NASA ASTEROID WARNING: ODDS OF SPACE ROCK '2019 DN' HITTING EARTH TODAY REVEALED
NASA confirmed asteroid 2019 DN – is an enormous 200m (700ft) in diameter.
Assuming the asteroid is mostly composed of iron, asteroid 2019 DN poses the potential explosive force of 36 times of the Hiroshima nuclear bomb should it slam into Earth.
However, it is extremely unlikely the asteroid will collide with Earth.
NASA has calculated the asteroid has a one in 30 million chance of smashing into Earth.
This equates into a 99.9999967 percent chance the space rock will miss our planet.
Asteroid 2019 DN: US space agency NASA have the space rock on their radar (Image: Getty)
Asteroid warning: India's lunar crater was the result of an asteroid strike (Image: Getty)
Asteroid 2019 DN will most likely be barreling through space more than 10 times farther away than the moon is from Earth.
In fact, 2019 DN will not even be the biggest asteroid on NASA’s radar this month.
Another space rock, 2019 CD5, measuring between 754ft (230m) across, will pass closer to Earth on March 20.
But, again, this is still not close enough to bet on it bring about an apocalyptic end of times for life on Earth.
These particular space rocks ranks as a level “zero” threat on the Torino Impact Hazard Scale.
Such odds mean the likelihood of a collision with Earth is virtually impossible.
Some may question why NASA describes these asteroids as near Earth objects, when the distances involved are so astronomical.
In simple terms, this is because space is infinitely huge, and so it is close in relative terms.
Our solar system’s asteroid belt includes some space rocks measuring more than 1 kilometer across.
NASA asteroid warning: It is believed the dinosaurs were wiped out by an asteroid strike (Image: Getty)
NASA asteroid warning: asteroid struck over Chelyabinsk Oblast in Siberia in 2013 (Image: Getty)

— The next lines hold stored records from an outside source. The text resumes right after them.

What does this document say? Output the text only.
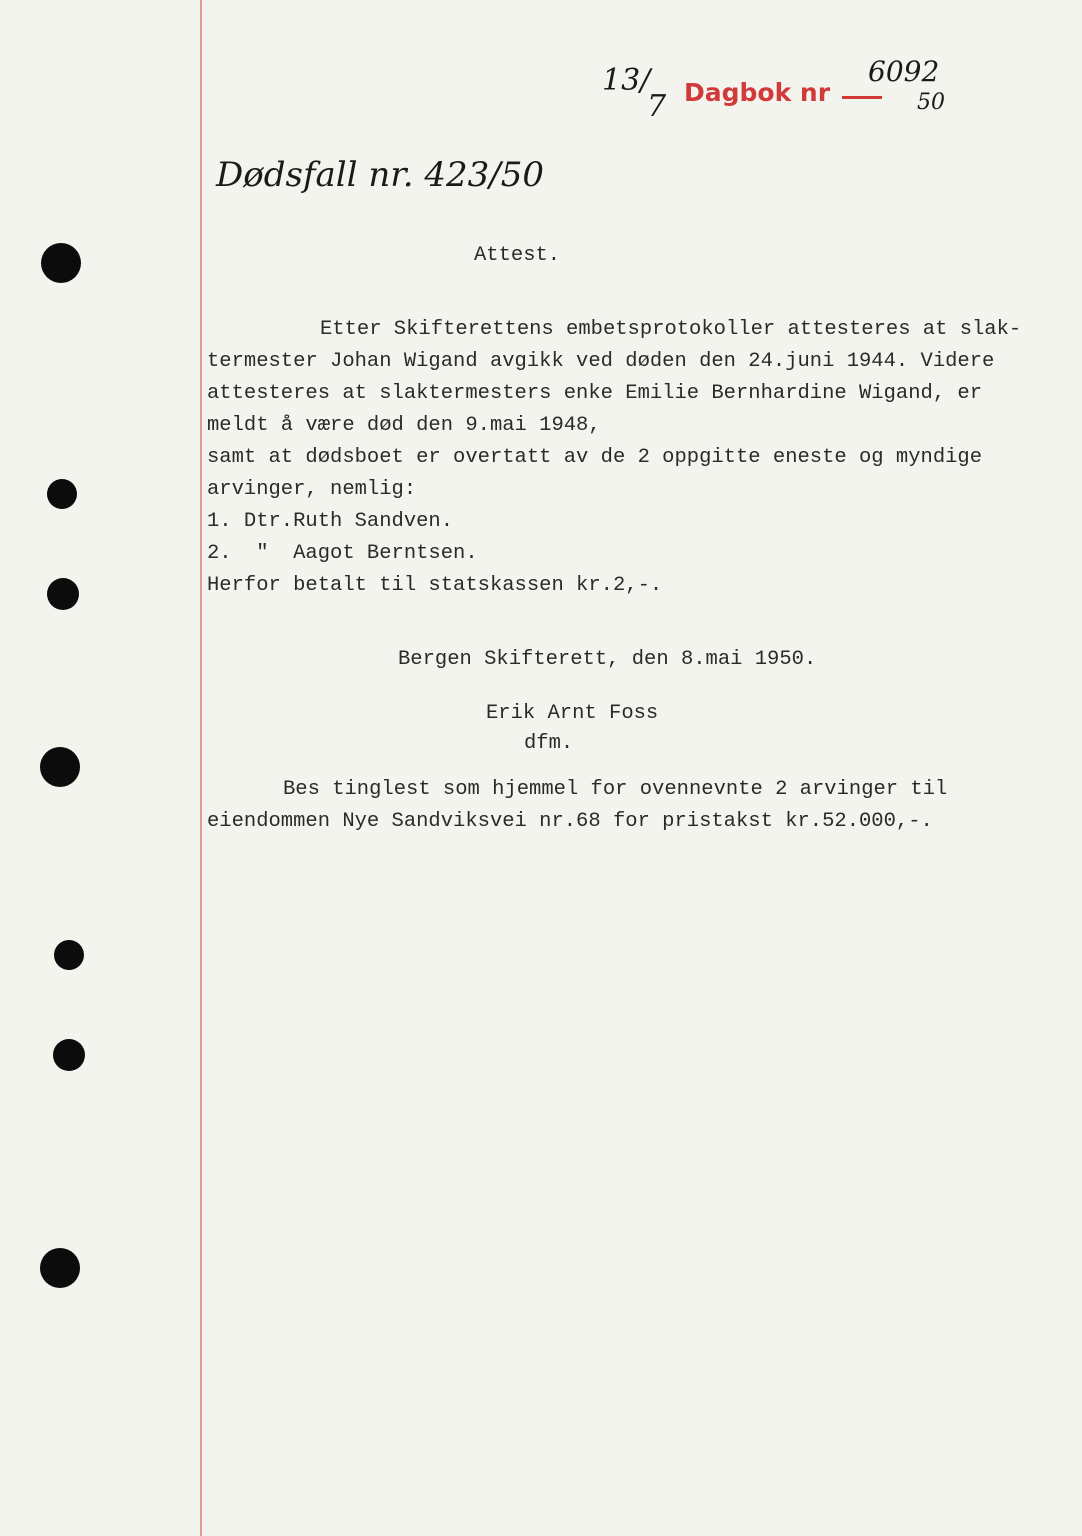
13/
7 Dagbok nr
6092
50
Dødsfall nr. 423/50
Attest.
Etter Skifterettens embetsprotokoller attesteres at slak-
termester Johan Wigand avgikk ved døden den 24.juni 1944. Videre
attesteres at slaktermesters enke Emilie Bernhardine Wigand, er
meldt å være død den 9.mai 1948,
samt at dødsboet er overtatt av de 2 oppgitte eneste og myndige
arvinger, nemlig:
1. Dtr.Ruth Sandven.
2.  "  Aagot Berntsen.
Herfor betalt til statskassen kr.2,-.
Bergen Skifterett, den 8.mai 1950.
Erik Arnt Foss
dfm.
Bes tinglest som hjemmel for ovennevnte 2 arvinger til
eiendommen Nye Sandviksvei nr.68 for pristakst kr.52.000,-.
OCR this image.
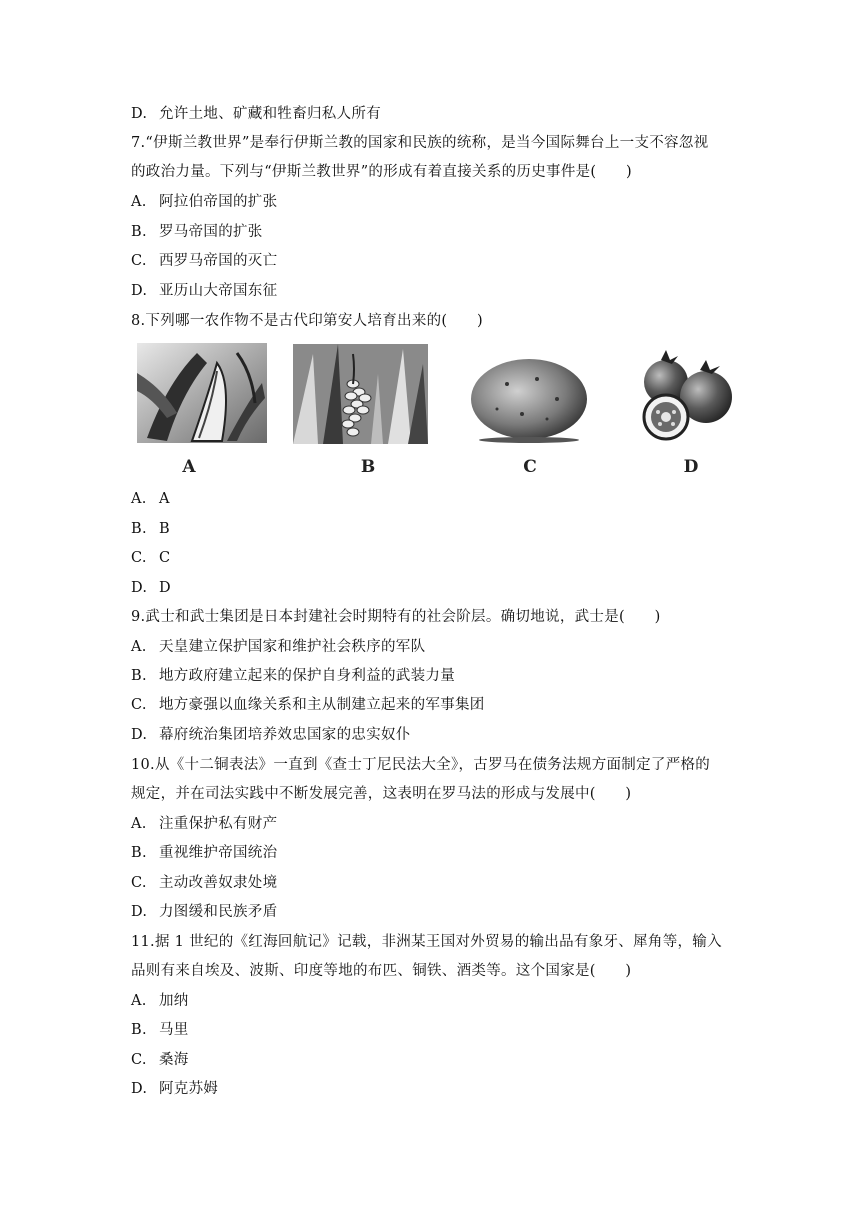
D. 允许土地、矿藏和牲畜归私人所有
7.“伊斯兰教世界”是奉行伊斯兰教的国家和民族的统称，是当今国际舞台上一支不容忽视
的政治力量。下列与“伊斯兰教世界”的形成有着直接关系的历史事件是(　　)
A. 阿拉伯帝国的扩张
B. 罗马帝国的扩张
C. 西罗马帝国的灭亡
D. 亚历山大帝国东征
8.下列哪一农作物不是古代印第安人培育出来的(　　)
A	B	C	D
A. A
B. B
C. C
D. D
9.武士和武士集团是日本封建社会时期特有的社会阶层。确切地说，武士是(　　)
A. 天皇建立保护国家和维护社会秩序的军队
B. 地方政府建立起来的保护自身利益的武装力量
C. 地方豪强以血缘关系和主从制建立起来的军事集团
D. 幕府统治集团培养效忠国家的忠实奴仆
10.从《十二铜表法》一直到《查士丁尼民法大全》，古罗马在债务法规方面制定了严格的
规定，并在司法实践中不断发展完善，这表明在罗马法的形成与发展中(　　)
A. 注重保护私有财产
B. 重视维护帝国统治
C. 主动改善奴隶处境
D. 力图缓和民族矛盾
11.据 1 世纪的《红海回航记》记载，非洲某王国对外贸易的输出品有象牙、犀角等，输入
品则有来自埃及、波斯、印度等地的布匹、铜铁、酒类等。这个国家是(　　)
A. 加纳
B. 马里
C. 桑海
D. 阿克苏姆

NASA is aware of approximately 90 percent of asteroids, which would annihilate life Earth if they made impact with our planet.
The news of this today’s near-Earth approach comes as American science commentator Bill Nye revealed” we are potentially missing a hundred thousand killer asteroids.”
The American science commentator said on the AsapSCIENCE YouTube channel: “Searching for asteroids is like looking for a charcoal briquette in the dark; these things are hard to find.
“These asteroids are tiny compared to the vastness compared to the vastness of space.
“But infrared light and heat bounces off these asteroids.
“So surveying spacecraft are positioned with their backs to the Sun and look out from the orbit of Venus.”
The last known asteroid impact leveled vast swathes of the Siberian Tunguska forest in 1908.
A much smaller asteroid struck over Chelyabinsk Oblast in Russia in 2013, injuring 1,000 people with shattered glass caused by the asteroid exploding in the sky.